It remains to be seen exactly how much mankind understands the science of climatology. While global climate models continue to be produced, disproved, corrected, and debated in the administration, there is still some solid research being done. And that research keeps showing that there's a possibility that climate science is missing large tracts of data it needs.

Recently DailyTech reported on research concerning the Bering Strait and how this comparatively small geological formation might be responsible or at the least involved in the regulation of the North American temperature via ocean currents. Oceans have been understood to partially control temperatures and overall climate for years, but marine science has only recently been getting any media time with all the political hubbub over the global climate change debates.

A multi-institutional research team, led by Fiamma Straneo, a Woods Hole Oceanographic Institution physical oceanographer, has been studying ice loss in Greenland, particularly in the Sermilik Fjord, which connects the Irminger Sea to the Helheim glacier. The last decade has seen accelerated ice loss in Greenland -- the Helheim glacier has already retreated by several kilometers.

Unfortunately, the area has not been monitored regularly for long enough to perfectly reconstruct the ice melts before the recent accelerated melt, but a combination of ship and moored survey data, combined with temperature and depth data taken from the radio collars of hooded seals in the area have allowed them to piece together just how quickly things can change.

They found that changes in the North Atlantic ocean currents have been bringing much warmer, subtropical water further and further north. Water as warm as four degrees celsius was found during the time data. That warm water combined with swift current propagation has enabled the massive uptake in Greenland's glacial ice. The warmer water quickly moves through the fjords, taking away with it the melted ice and keeping the temperatures relatively warm.

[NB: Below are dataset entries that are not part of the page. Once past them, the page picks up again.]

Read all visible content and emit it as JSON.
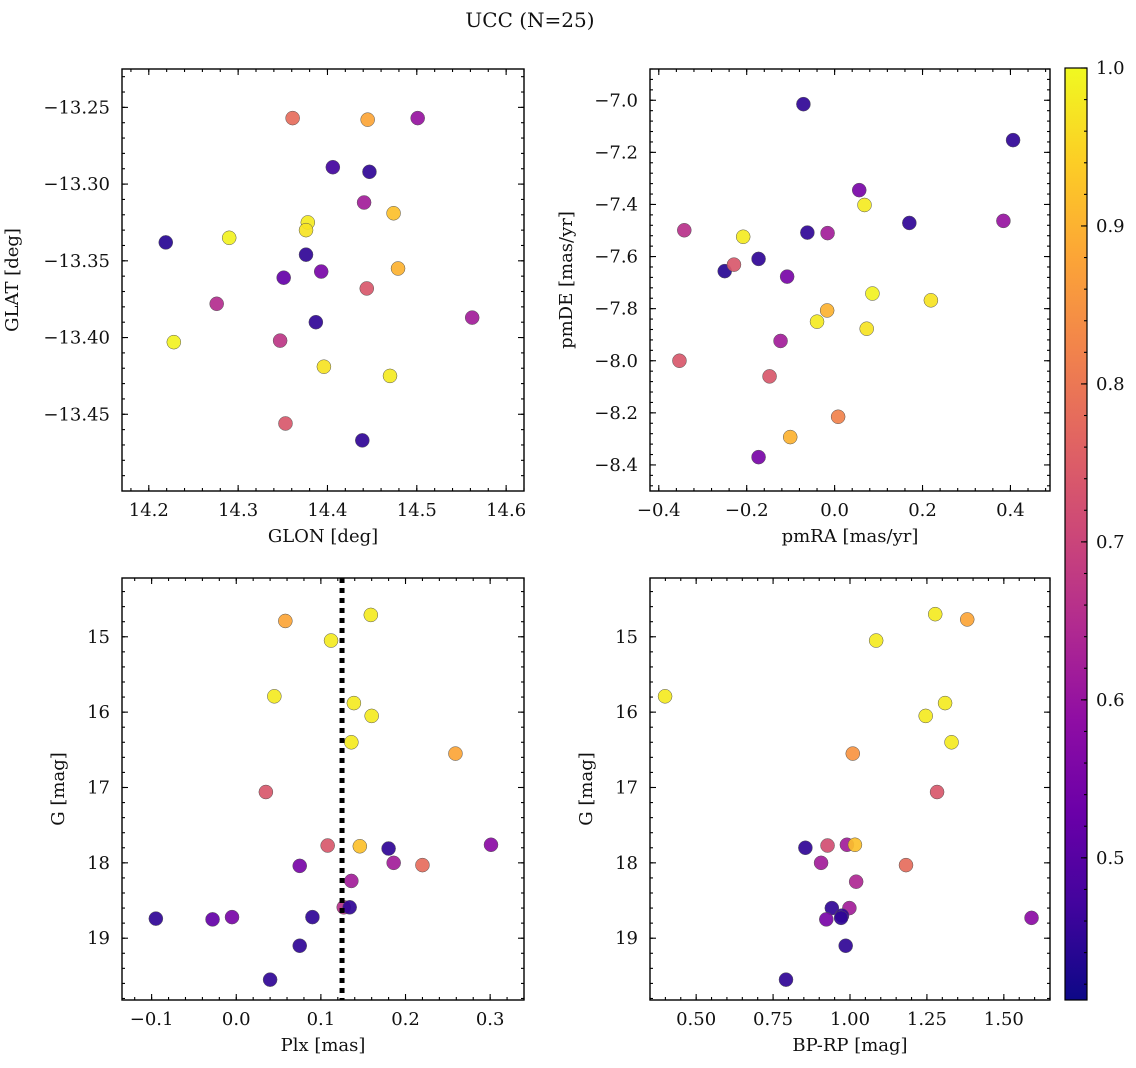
{
  "figure_title": "UCC (N=25)",
  "chart_data": [
    {
      "type": "scatter",
      "title": "",
      "xlabel": "GLON [deg]",
      "ylabel": "GLAT [deg]",
      "xlim": [
        14.17,
        14.62
      ],
      "ylim": [
        -13.5,
        -13.225
      ],
      "y_inverted": false,
      "xticks": [
        14.2,
        14.3,
        14.4,
        14.5,
        14.6
      ],
      "xticklabels": [
        "14.2",
        "14.3",
        "14.4",
        "14.5",
        "14.6"
      ],
      "yticks": [
        -13.25,
        -13.3,
        -13.35,
        -13.4,
        -13.45
      ],
      "yticklabels": [
        "−13.25",
        "−13.30",
        "−13.35",
        "−13.40",
        "−13.45"
      ],
      "x": [
        14.361,
        14.445,
        14.501,
        14.406,
        14.447,
        14.441,
        14.474,
        14.378,
        14.376,
        14.29,
        14.219,
        14.376,
        14.393,
        14.351,
        14.479,
        14.276,
        14.444,
        14.387,
        14.562,
        14.347,
        14.228,
        14.396,
        14.47,
        14.353,
        14.439
      ],
      "y": [
        -13.257,
        -13.258,
        -13.257,
        -13.289,
        -13.292,
        -13.312,
        -13.319,
        -13.325,
        -13.33,
        -13.335,
        -13.338,
        -13.346,
        -13.357,
        -13.361,
        -13.355,
        -13.378,
        -13.368,
        -13.39,
        -13.387,
        -13.402,
        -13.403,
        -13.419,
        -13.425,
        -13.456,
        -13.467
      ],
      "color": [
        0.78,
        0.88,
        0.6,
        0.47,
        0.45,
        0.62,
        0.92,
        0.98,
        0.97,
        0.99,
        0.44,
        0.45,
        0.55,
        0.52,
        0.9,
        0.65,
        0.74,
        0.45,
        0.62,
        0.67,
        0.99,
        0.97,
        0.98,
        0.74,
        0.45
      ]
    },
    {
      "type": "scatter",
      "title": "",
      "xlabel": "pmRA [mas/yr]",
      "ylabel": "pmDE [mas/yr]",
      "xlim": [
        -0.42,
        0.49
      ],
      "ylim": [
        -8.5,
        -6.88
      ],
      "y_inverted": false,
      "xticks": [
        -0.4,
        -0.2,
        0.0,
        0.2,
        0.4
      ],
      "xticklabels": [
        "−0.4",
        "−0.2",
        "0.0",
        "0.2",
        "0.4"
      ],
      "yticks": [
        -7.0,
        -7.2,
        -7.4,
        -7.6,
        -7.8,
        -8.0,
        -8.2,
        -8.4
      ],
      "yticklabels": [
        "−7.0",
        "−7.2",
        "−7.4",
        "−7.6",
        "−7.8",
        "−8.0",
        "−8.2",
        "−8.4"
      ],
      "x": [
        -0.071,
        0.406,
        0.056,
        0.068,
        -0.342,
        -0.208,
        -0.062,
        -0.016,
        0.17,
        0.384,
        -0.25,
        -0.173,
        -0.229,
        -0.108,
        0.086,
        0.219,
        -0.017,
        -0.04,
        0.073,
        -0.123,
        -0.353,
        -0.148,
        0.008,
        -0.101,
        -0.173
      ],
      "y": [
        -7.015,
        -7.153,
        -7.345,
        -7.402,
        -7.499,
        -7.524,
        -7.508,
        -7.51,
        -7.471,
        -7.463,
        -7.656,
        -7.609,
        -7.631,
        -7.677,
        -7.742,
        -7.768,
        -7.807,
        -7.85,
        -7.877,
        -7.924,
        -8.0,
        -8.06,
        -8.215,
        -8.293,
        -8.37
      ],
      "color": [
        0.45,
        0.45,
        0.55,
        0.98,
        0.66,
        0.98,
        0.45,
        0.62,
        0.45,
        0.6,
        0.44,
        0.45,
        0.74,
        0.55,
        0.99,
        0.97,
        0.9,
        0.98,
        0.97,
        0.62,
        0.74,
        0.74,
        0.82,
        0.9,
        0.55
      ]
    },
    {
      "type": "scatter",
      "title": "",
      "xlabel": "Plx [mas]",
      "ylabel": "G [mag]",
      "xlim": [
        -0.135,
        0.34
      ],
      "ylim": [
        19.82,
        14.22
      ],
      "y_inverted": true,
      "xticks": [
        -0.1,
        0.0,
        0.1,
        0.2,
        0.3
      ],
      "xticklabels": [
        "−0.1",
        "0.0",
        "0.1",
        "0.2",
        "0.3"
      ],
      "yticks": [
        15,
        16,
        17,
        18,
        19
      ],
      "yticklabels": [
        "15",
        "16",
        "17",
        "18",
        "19"
      ],
      "vline_x": 0.125,
      "vline_style": "dotted",
      "x": [
        0.058,
        0.159,
        0.112,
        0.045,
        0.139,
        0.16,
        0.136,
        0.259,
        0.035,
        0.108,
        0.146,
        0.18,
        0.301,
        0.186,
        0.075,
        0.22,
        0.136,
        0.127,
        0.134,
        -0.095,
        -0.028,
        -0.005,
        0.09,
        0.075,
        0.04
      ],
      "y": [
        14.79,
        14.71,
        15.05,
        15.79,
        15.88,
        16.05,
        16.4,
        16.55,
        17.06,
        17.77,
        17.78,
        17.81,
        17.76,
        18.0,
        18.04,
        18.03,
        18.24,
        18.59,
        18.59,
        18.74,
        18.75,
        18.72,
        18.72,
        19.1,
        19.55
      ],
      "color": [
        0.88,
        0.98,
        0.98,
        0.98,
        0.98,
        0.98,
        0.98,
        0.88,
        0.74,
        0.74,
        0.92,
        0.45,
        0.58,
        0.62,
        0.55,
        0.78,
        0.62,
        0.66,
        0.45,
        0.45,
        0.52,
        0.55,
        0.45,
        0.45,
        0.45
      ]
    },
    {
      "type": "scatter",
      "title": "",
      "xlabel": "BP-RP [mag]",
      "ylabel": "G [mag]",
      "xlim": [
        0.35,
        1.65
      ],
      "ylim": [
        19.82,
        14.22
      ],
      "y_inverted": true,
      "xticks": [
        0.5,
        0.75,
        1.0,
        1.25,
        1.5
      ],
      "xticklabels": [
        "0.50",
        "0.75",
        "1.00",
        "1.25",
        "1.50"
      ],
      "yticks": [
        15,
        16,
        17,
        18,
        19
      ],
      "yticklabels": [
        "15",
        "16",
        "17",
        "18",
        "19"
      ],
      "x": [
        1.277,
        1.381,
        1.085,
        0.399,
        1.309,
        1.246,
        1.33,
        1.009,
        1.283,
        0.855,
        0.927,
        0.99,
        1.016,
        0.906,
        1.182,
        1.02,
        0.998,
        0.941,
        0.974,
        0.923,
        0.971,
        1.59,
        0.986,
        0.792
      ],
      "y": [
        14.7,
        14.77,
        15.05,
        15.79,
        15.88,
        16.05,
        16.4,
        16.55,
        17.06,
        17.8,
        17.77,
        17.76,
        17.76,
        18.0,
        18.03,
        18.25,
        18.6,
        18.6,
        18.7,
        18.75,
        18.73,
        18.73,
        19.1,
        19.55
      ],
      "color": [
        0.98,
        0.88,
        0.98,
        0.98,
        0.98,
        0.98,
        0.98,
        0.85,
        0.74,
        0.45,
        0.72,
        0.62,
        0.92,
        0.62,
        0.78,
        0.64,
        0.62,
        0.45,
        0.45,
        0.55,
        0.45,
        0.58,
        0.45,
        0.45
      ]
    }
  ],
  "colorbar": {
    "colormap": "plasma",
    "range": [
      0.41,
      1.0
    ],
    "ticks": [
      0.5,
      0.6,
      0.7,
      0.8,
      0.9,
      1.0
    ],
    "ticklabels": [
      "0.5",
      "0.6",
      "0.7",
      "0.8",
      "0.9",
      "1.0"
    ]
  }
}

Straneo explains, "This is the first extensive survey of one of these fjords that shows us how these warm waters circulate and how vigorous the circulation is. Changes in the large-scale ocean circulation of the North Atlantic are propagating to the glaciers very quickly — not in a matter of years, but a matter of months. It's a very rapid communication."

She goes on to stress how little is known about ocean-glacier interactions and that continuous observation will be extremely important in coming to a full picture of how they affect each other and sea-level regulation. It is also likely that understanding how these entities cooperate will help understand how the ocean currents and sea ice as a whole may affect regional and global climates. A rapid influx of cool, fresh water could serve to disrupt the global ocean current system, known as the Ocean Conveyor even as the area appears to be warming.